Using CFDs as a Short-Term Hedge
Using CFDs for Hedging Purposes
If a stock market investor owns stock but fears a price fall in the short term, he can use a contract for differences to cover the risk. To do this the investor will open a short position on a contract for differences on the same stock. The effect of this CFD trade will be to offset any losses that might be incurred on the stock; i.e if the stock position goes down in value the short CFD contract will move into profit territory. However, this CFD trade will also have the effect to putting the trader into a market-neutral position. If the stock quotation grows, the contract for differences will record a loss, equivalent to the stock profit.
Contracts for Difference are Zero-Sum
From a practical perspective, the market of contracts for differences is a zero-sum game. This situation is specific for futures transactions. The profits made by some of the participants are always matched by corresponding counter-parties that record a loss. If the total market doesn’t have a profit or loss, for participants each profit hides the loss of one of the investors.
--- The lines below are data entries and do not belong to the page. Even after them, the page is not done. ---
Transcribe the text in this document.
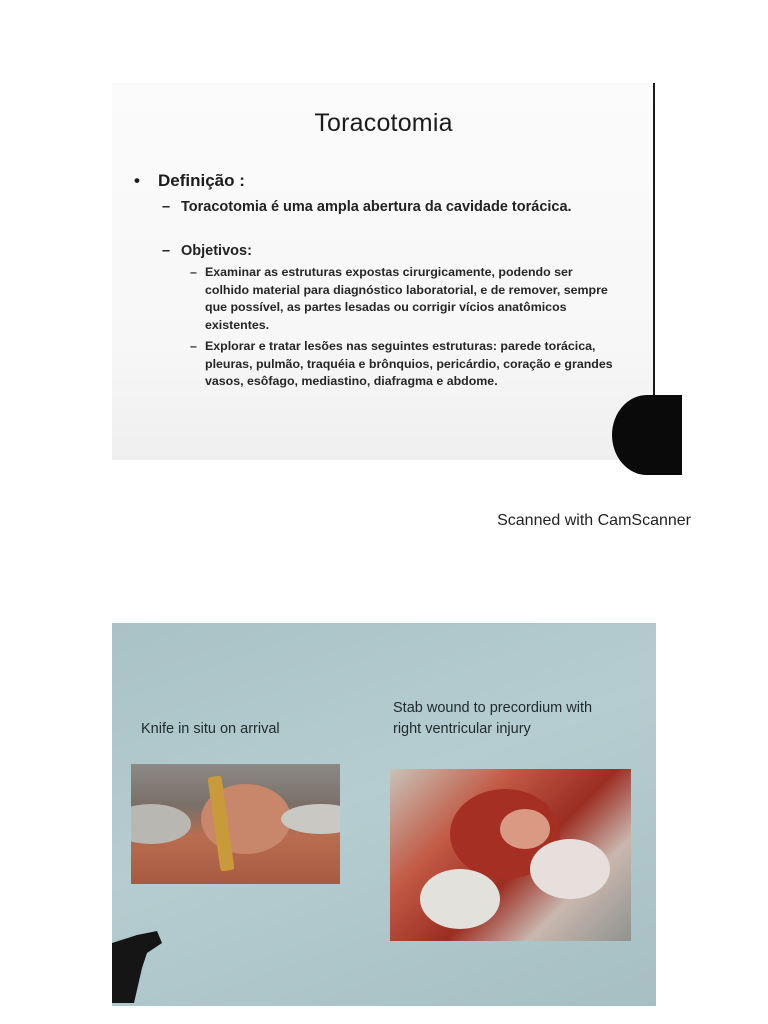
Toracotomia
• Definição :
– Toracotomia é uma ampla abertura da cavidade torácica.
– Objetivos:
– Examinar as estruturas expostas cirurgicamente, podendo ser colhido material para diagnóstico laboratorial, e de remover, sempre que possível, as partes lesadas ou corrigir vícios anatômicos existentes.
– Explorar e tratar lesões nas seguintes estruturas: parede torácica, pleuras, pulmão, traquéia e brônquios, pericárdio, coração e grandes vasos, esôfago, mediastino, diafragma e abdome.
Scanned with CamScanner
Knife in situ on arrival
Stab wound to precordium with right ventricular injury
CFDs: Good Choice for Short-Term Investments
Contracts for difference are a good choice for short-term investment. The possibility to trade very cheaply, via a simple mechanism of trading and permanent marking-to-market make the CFD perfect tools for short-term speculators. For longer investment horizons CFD investments may not always be the best choice since the leverage effect requires a permanent surveillance of the investment and also because of the financing costs that are incurred on a daily basis. For long-term holdings, risk management can emphasize safer investments such as stocks or for the individuals in contributions to private pension funds.
Not Suitable for All Investors
Finally it should be pointed out the fact that the investments in CFD aren’t suitable all investors as there are a number of trading risks with CFDs . Depending on the investor’s risk appetite, investment time horizon, time available to trading and his interest in the stock markets, one can make an informed decision on whether CFDs are an appropriate instrument to use. The increasing popularity of derivatives trading is allowing the market to grow and providers to keep expanding their investment products If the purpose of trading derivatives is speculation, the investor should not forget that the leverage great when it generates profits but can also be painful when it produces losses. If a potential investor on financial derivatives market does not take into account the possibility of losses, he is probably better off participating on a traditional market where the price, paid to initiate a transaction, limits the risks and profits.